Metabolic Acid/Base Disturbances

Most cases of metabolic acid/base disturbances are associated with fluid and electrolyte imbalances, a topic covered in detail in an upcoming session. Three metabolic acid/base disturbances are presented here as simple examples and to serve as an introduction to the topic.
Though Blood gas results completely reveal the nature of acid/base disturbances, the 6-7 panel chemistry results provide more pertinent information about electrolyte and fluid imbalances.


Renal Tubular Acidosis:

RTA is a rare condition caused by a genetic defect in H+ secretion, and consequently deficient HCO3- reabsorption and formation. The condition represents a simple example of metabolic acidosis not complicated by fluid and electrolyte disturbances. Since the condition is chronic, respiratory compensation is complete as possible. Chloride is increased to the same extent that HCO3 - is decreased and the anion gap is normal. Serum K+ is normal despite the K+/H+ shift because of deficient H+ counter secretion and consequent increased renal K+ countersecretion associated with normal aldosterone-stimulated Na+ reabsorption. Potassium deficiency and hypokalemia occurs if potassium intake is not sufficient to counteract the increased renal potassium loss.

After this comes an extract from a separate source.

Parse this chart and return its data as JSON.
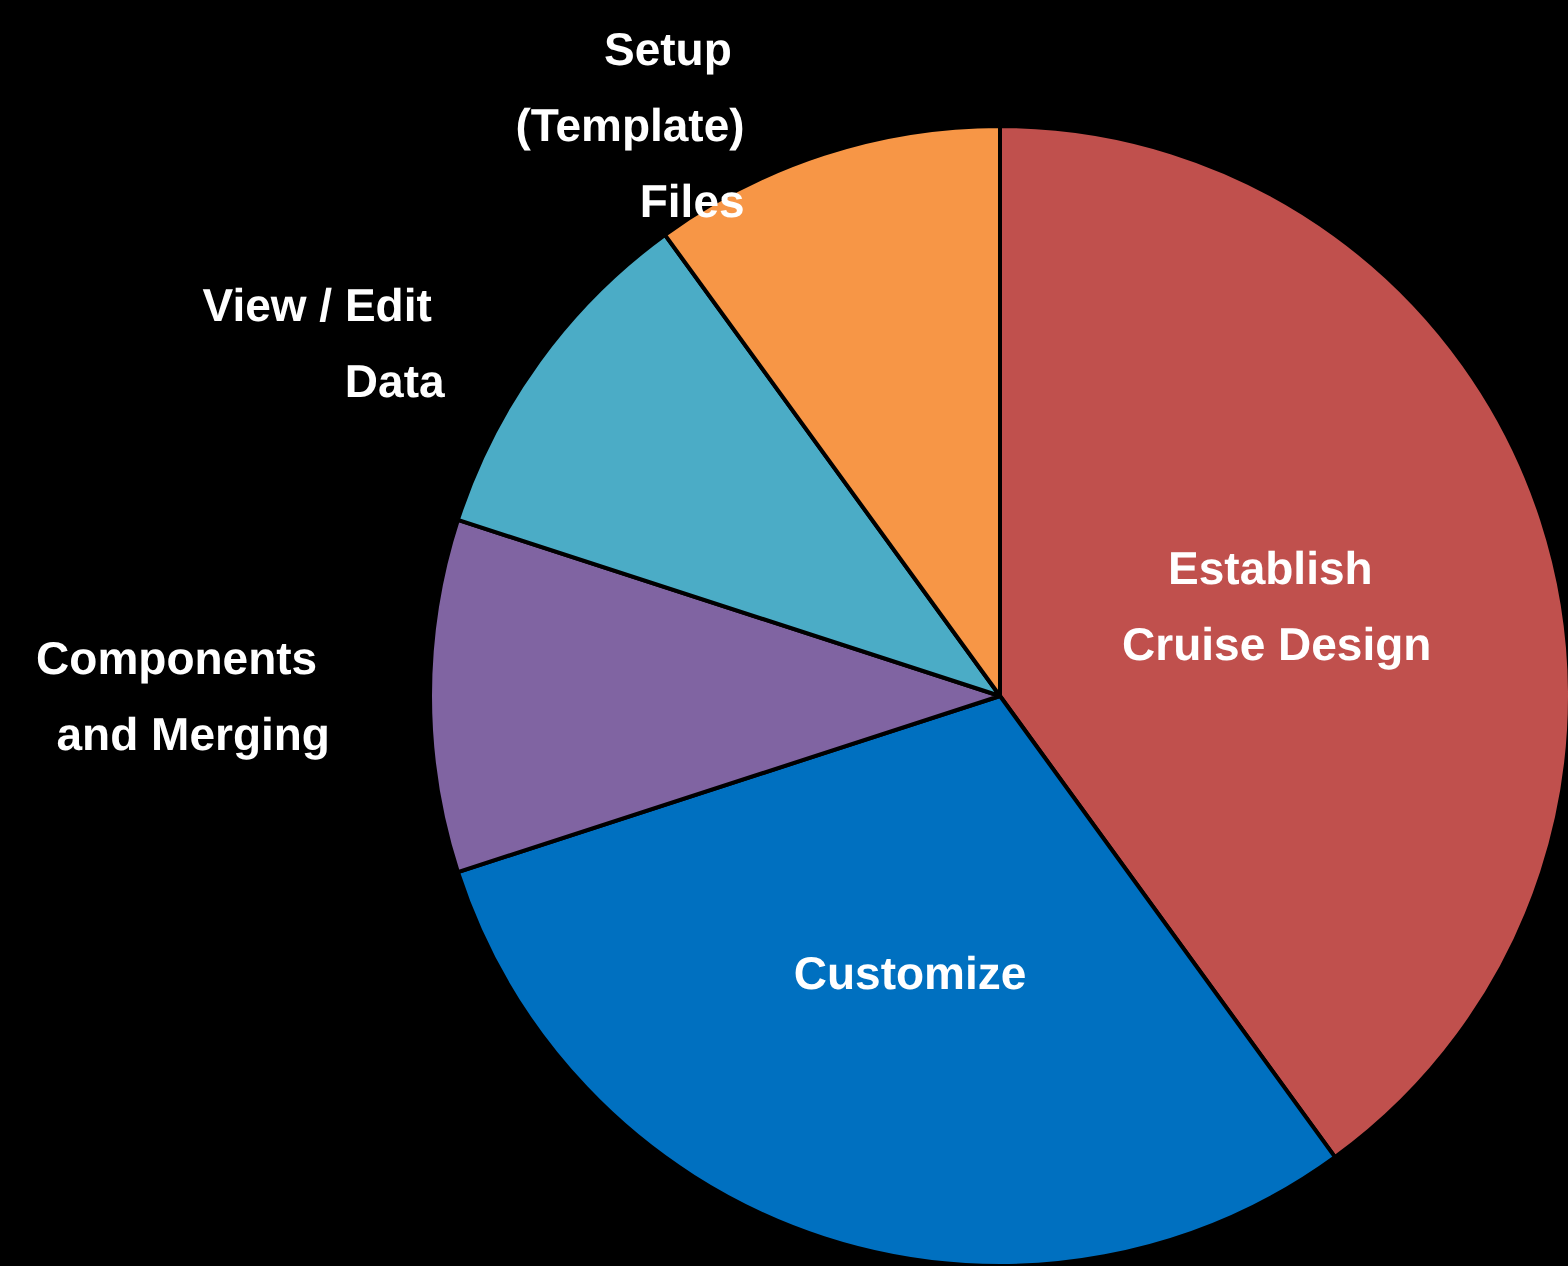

Metabolic Acidosis from Diarrhea:

Unabsorbed GI secretions represent the potential loss of up to 6 liters of fluid per day. The fluid is electrolyte poor, with respect to serum, except for HCO3 - which is lost in greater amounts than is acid. Persistent diarrhea causes serious dehydration and acidosis. The kidneys release renin in response to the hypovolemia and the in-creased formation of angiotensin causes decreased renal blood flow and increased adrenal cortical elaboration of aldosterone. The consequent increased distal tubule Na+ reabsorption causes increased H+ and K+ secretion, with relatively more H+ than K+ secretion because of the acidosis. Despite the intracellular H+/K+ shift, the serum potassium concentration is normal because of the absolute increase in renal K+ secretion. The loss of Na+ poor fluid and increased renal Na+ reab-sorption results in hypernatremia and hyperosmolality causing in-creased pituitary elaboration of ADH. Increased renal water reabsorp-tion cannot improve the hypovolemia without intestinal absorption of ingested water so that hypernatremia and hyperosmolality persist. The decreased GFR, from decreased renal blood flow, causes corresponding increases in serum urea and creatinine concentrations. Serum urea is additionally increased because of increased renal water reabsorption so that the serum urea/creatinine ratio is increased. Total GI secretions are not so hypoosmolar as gastric fluid so there is less transfer of intracellular fluid in diarrhea than in vomiting and the quantity of lost fluid is greater in diarrhea.


Metabolic Alkalosis from Vomiting:

Gastric fluid contains a high content of acid and potassium and the fluid volume is substantial. Persistent vomiting results in alkalosis, hypokalemia and dehydration. The vomiting does not permit replacement of the lost fluid and electrolytes. The kidneys release renin in response to the hypovolemia and the increased formation of angiotensin causes decreased renal blood flow and increased aldosterone-stimulated renal Na+ reabsorption. The increased Na+ reabsorption is limited by the hypokalemia and alkalemia, but that which does occur is associated with H+ and K+ secretion further worsening the alkalemia and hypokalemia. The loss of the hypoosmolar, sodium poor gastric fluid, along with increased renal Na+ reabsorption, results in hypernatremia, but not markedly so because of transfer of intracellular fluid. The hyperosmolality stimulates pituitary release of ADH and maximum renal water reabsorption. Increased water reabsorption, without water ingestion, does not improve the hypovolemia and hypernatremia, but limits renal fluid loss as does decreased GFR from decreased renal blood flow. Serum concentrations of urea and creatinine are increased in proportion to the decreased GFR and urea is additionally increased because of increased water reabsorption so that the serum urea/creatinine ratio is increased.